Is there any better feeling than finally finding an elegant answer to a problem that's previously forced you to use dirty hacks? The freedom that comes from getting to strip out line after line of filthy code and replace it with a single line that does the job properly.
XSLT is my latest flirtation. I've used it a bit before, but I've come back to it to solve a couple of problems at work, and the more I use it, the more powerful and elegant it becomes. In my line of work, we do an awful lot of XML processing, especially converting to CSV, and up until now it's largely been writing and rewriting SAX handlers to do the job. This has been the default option because, well, someone's already done the hard work before, so the quickest route to get something done is to copy another SAX handler, tweak it, and job done. But it's slow and difficult to maintain, even with the best written code (and believe me, a lot of our SAX handlers are far from it). XSLT is really what should have been used from the very start.

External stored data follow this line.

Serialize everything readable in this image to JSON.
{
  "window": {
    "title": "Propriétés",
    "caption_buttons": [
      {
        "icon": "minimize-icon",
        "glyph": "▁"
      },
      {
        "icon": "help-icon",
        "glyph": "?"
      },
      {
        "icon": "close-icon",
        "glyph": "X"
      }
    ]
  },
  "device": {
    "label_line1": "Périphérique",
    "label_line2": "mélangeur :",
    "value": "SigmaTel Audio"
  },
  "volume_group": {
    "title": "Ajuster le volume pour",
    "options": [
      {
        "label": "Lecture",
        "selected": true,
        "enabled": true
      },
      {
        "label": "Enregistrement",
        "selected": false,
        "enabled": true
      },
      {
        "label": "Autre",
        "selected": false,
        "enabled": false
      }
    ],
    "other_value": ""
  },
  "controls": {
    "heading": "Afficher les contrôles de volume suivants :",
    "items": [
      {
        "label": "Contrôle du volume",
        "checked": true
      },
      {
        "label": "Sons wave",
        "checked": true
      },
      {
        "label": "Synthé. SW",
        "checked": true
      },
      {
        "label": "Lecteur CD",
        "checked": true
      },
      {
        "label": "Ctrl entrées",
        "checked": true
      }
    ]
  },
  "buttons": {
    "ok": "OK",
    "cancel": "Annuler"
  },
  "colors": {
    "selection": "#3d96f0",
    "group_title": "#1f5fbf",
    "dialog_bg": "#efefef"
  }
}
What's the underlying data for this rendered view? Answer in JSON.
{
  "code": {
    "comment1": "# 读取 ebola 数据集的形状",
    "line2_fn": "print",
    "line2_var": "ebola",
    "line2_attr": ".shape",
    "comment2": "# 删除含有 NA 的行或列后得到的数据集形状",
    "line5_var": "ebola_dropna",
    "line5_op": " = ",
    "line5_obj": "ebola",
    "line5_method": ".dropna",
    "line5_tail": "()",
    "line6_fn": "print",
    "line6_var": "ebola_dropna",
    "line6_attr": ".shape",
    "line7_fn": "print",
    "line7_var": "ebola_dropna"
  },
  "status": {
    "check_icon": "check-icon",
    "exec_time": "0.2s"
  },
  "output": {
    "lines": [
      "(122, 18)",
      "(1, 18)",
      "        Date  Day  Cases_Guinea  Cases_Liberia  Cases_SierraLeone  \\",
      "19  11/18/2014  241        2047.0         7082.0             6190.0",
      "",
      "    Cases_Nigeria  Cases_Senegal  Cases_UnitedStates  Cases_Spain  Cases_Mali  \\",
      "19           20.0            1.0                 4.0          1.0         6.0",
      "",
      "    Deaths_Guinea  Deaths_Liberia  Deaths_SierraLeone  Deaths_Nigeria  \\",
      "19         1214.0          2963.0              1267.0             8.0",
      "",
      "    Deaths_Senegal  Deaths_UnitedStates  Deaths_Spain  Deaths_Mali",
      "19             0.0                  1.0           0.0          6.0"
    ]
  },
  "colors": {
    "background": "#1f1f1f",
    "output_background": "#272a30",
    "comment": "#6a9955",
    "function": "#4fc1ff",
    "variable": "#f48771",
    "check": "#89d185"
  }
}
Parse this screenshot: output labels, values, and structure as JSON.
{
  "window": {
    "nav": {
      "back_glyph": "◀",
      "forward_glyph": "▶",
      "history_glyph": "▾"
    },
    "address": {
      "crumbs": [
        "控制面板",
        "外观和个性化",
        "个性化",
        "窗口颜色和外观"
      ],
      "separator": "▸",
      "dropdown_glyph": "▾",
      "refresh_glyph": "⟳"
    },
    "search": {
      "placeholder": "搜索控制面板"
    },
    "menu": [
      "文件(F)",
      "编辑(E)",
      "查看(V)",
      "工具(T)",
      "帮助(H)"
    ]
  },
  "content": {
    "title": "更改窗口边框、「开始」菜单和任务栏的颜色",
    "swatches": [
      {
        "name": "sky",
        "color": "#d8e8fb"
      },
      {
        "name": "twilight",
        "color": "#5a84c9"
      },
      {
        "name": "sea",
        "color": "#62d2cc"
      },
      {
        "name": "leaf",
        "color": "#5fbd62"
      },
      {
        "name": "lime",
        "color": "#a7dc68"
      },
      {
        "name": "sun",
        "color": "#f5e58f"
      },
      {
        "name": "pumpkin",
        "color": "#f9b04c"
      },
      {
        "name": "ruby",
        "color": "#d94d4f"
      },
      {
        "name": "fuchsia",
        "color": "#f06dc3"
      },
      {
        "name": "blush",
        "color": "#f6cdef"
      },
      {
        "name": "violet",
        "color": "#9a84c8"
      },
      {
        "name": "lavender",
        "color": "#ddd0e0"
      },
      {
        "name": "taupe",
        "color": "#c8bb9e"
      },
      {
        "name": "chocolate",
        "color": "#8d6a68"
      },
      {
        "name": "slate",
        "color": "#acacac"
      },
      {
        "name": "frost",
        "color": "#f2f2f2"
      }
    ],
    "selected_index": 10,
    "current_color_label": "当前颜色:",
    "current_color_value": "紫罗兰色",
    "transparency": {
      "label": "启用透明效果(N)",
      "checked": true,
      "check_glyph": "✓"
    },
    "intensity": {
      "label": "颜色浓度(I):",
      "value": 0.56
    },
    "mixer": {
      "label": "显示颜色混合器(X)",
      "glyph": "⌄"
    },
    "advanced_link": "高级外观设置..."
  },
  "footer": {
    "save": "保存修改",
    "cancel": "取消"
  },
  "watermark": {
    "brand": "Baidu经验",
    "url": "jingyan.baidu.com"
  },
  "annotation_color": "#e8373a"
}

Anyway, that problem. We use a third party product as our core system, and a large part of what we do is to take reports from that system as XML, and turn them into something that a lowly user could make sense of (read: CSV). I really want to push the use of XSLT to do this, and set about doing some proof of concept stuff. This was all going very well, until I came across a set of reports that appear to use some sort of generic MS database export - the namespace declaration is:
<xml xmlns:s='uuid:BDC6E3F0-6DA3-11d1-A2A3-00AA00C14882'
xmlns:dt='uuid:C2F41010-65B3-11d1-A29F-00AA00C14882'
xmlns:rs='urn:schemas-microsoft-com:rowset'
xmlns:z='#RowsetSchema'>
The sharp eyed amongst you will notice that the declaration of the z namespace involves a
relative path to an embedded schema,which is a
deprecated practice. This is no bad thing, but given this xml fragment:
<z:row someAttr="someData" />
and this stylesheet fragment:
<xsl:template match="z:row">
Xalan appears to throw a bit of a wobbly:
A node test that matches either NCName:* or QName was expected
It seems this is Xalan specific - other XSLT processors handle it just fine. So, the obvious solution is to switch processors right? Well, maybe, but dammit, I use Xalan for other stuff, I'm not prepared to let this stand in the way. Removing the # from the namespace declaration in both the stylesheet and the xml makes it work.
I spent a while looking at this, and finally came up with a dirty old hack - the use of a HashFilterInputStream. That's right, it's that dirty, a FilterInputStream that filters out the hash, so the resulting namespace is simply "RowsetSchema". Dirty, but it worked, as long as you weren't expecting a hash sign to occur anywhere else in the document. Believe me, I had sleepless nights over this one.
Thankfully, on another pass over the problem, I finally found a much more agreeable solution. Make no mistake, it's still a bit of a hack and no replacement for Xalan actually getting fixed, but at the very least it meant I didn't have to rely on my Java code to do the right thing before processing the transform. The solution is this - where you reference a tag in the dodgy namespace, explicitly test for the node-name() and namespace-uri() as strings, rather than letting Xalan do the name resolution.
So where you may have previously used:
<xsl:template match="z:row">
you should instead do the explicit test:
<xsl:template match="node-name()='row' and namespace-uri()='#RowsetSchema'">
You're welcome.